In verità un vero "Stato sociale'' in Italia non è mai esistito. Lo prova il fatto che l'assistenza sociale pubblica, fatti salvi certi servizi sociali conquistati a livello nazionale o locale dalla lotta delle masse, si è retta sostanzialmente sulle attività delle attuali 4.200 Ipab: ricovero di minori, handicappati e anziani, gestione di scuole materne, di mense ed altre iniziative a favore dei poveri. L'Italia, fra l'altro, può vantare di essere agli ultimi posti in Europa per la spesa sociale con il suo 24% sul prodotto interno lordo (Pil) di cui però solo il 5,7% destinato alla spesa assistenziale vera e propria.

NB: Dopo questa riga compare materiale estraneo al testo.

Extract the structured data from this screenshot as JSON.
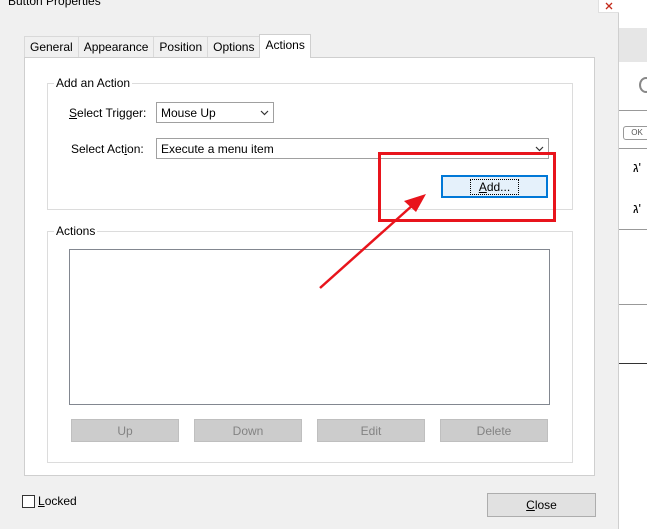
{
  "window": {
    "title": "Button Properties"
  },
  "tabs": [
    {
      "label": "General"
    },
    {
      "label": "Appearance"
    },
    {
      "label": "Position"
    },
    {
      "label": "Options"
    },
    {
      "label": "Actions",
      "active": true
    }
  ],
  "add_action": {
    "legend": "Add an Action",
    "trigger": {
      "label_pre": "S",
      "label_rest": "elect Trigger:",
      "value": "Mouse Up"
    },
    "action": {
      "label_pre": "Select Act",
      "label_ul": "i",
      "label_post": "on:",
      "value": "Execute a menu item"
    },
    "add_button": {
      "label_ul": "A",
      "label_rest": "dd..."
    }
  },
  "actions_group": {
    "legend": "Actions",
    "buttons": [
      {
        "label": "Up",
        "disabled": true
      },
      {
        "label": "Down",
        "disabled": true
      },
      {
        "label": "Edit",
        "disabled": true
      },
      {
        "label": "Delete",
        "disabled": true
      }
    ]
  },
  "footer": {
    "locked": {
      "label_ul": "L",
      "label_rest": "ocked",
      "checked": false
    },
    "close_button": {
      "label_ul": "C",
      "label_rest": "lose"
    }
  },
  "background_panel": {
    "hebrew_1": "ג'",
    "hebrew_2": "ג'",
    "ok_badge": "OK"
  },
  "icons": [
    "close-icon",
    "chevron-down-icon"
  ],
  "colors": {
    "annotation": "#e8141c",
    "focus": "#0078d7"
  }
}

Il risultato è che in Italia secondo gli ultimi dati Istat ci sono due milioni e 600 mila famiglie che vivono sotto la soglia della povertà (per un totale di sette milioni e mezzo di persone, soprattutto al Sud), 137 mila tossicodipendenti, 500 mila bambini maltrattati, sfruttati, abbandonati, 60 mila persone senza fissa dimora, migliaia e migliaia di famiglie sotto sfratto. Senza contare i sacrifici, le privazioni e gli ostacoli che incontrano ogni giorno i circa tre milioni di disabili e portatori di handicap (di cui un milione ha meno di 65 anni) e le loro famiglie. E ancora oggi ci sono 9 milioni di donne, buona parte delle quali ha abbandonato il lavoro dopo il primo figlio, costrette alla casalinghità perché non sanno a chi delegare la cura dei figli, dei genitori anziani, di cari malati e non autosufficienti o non possono permettersi le già esose rette pubbliche e private dei servizi sociali.
Una condizione che nei fatti, al di là della demagogia e delle belle promesse, la legge-quadro aggraverà ulteriormente.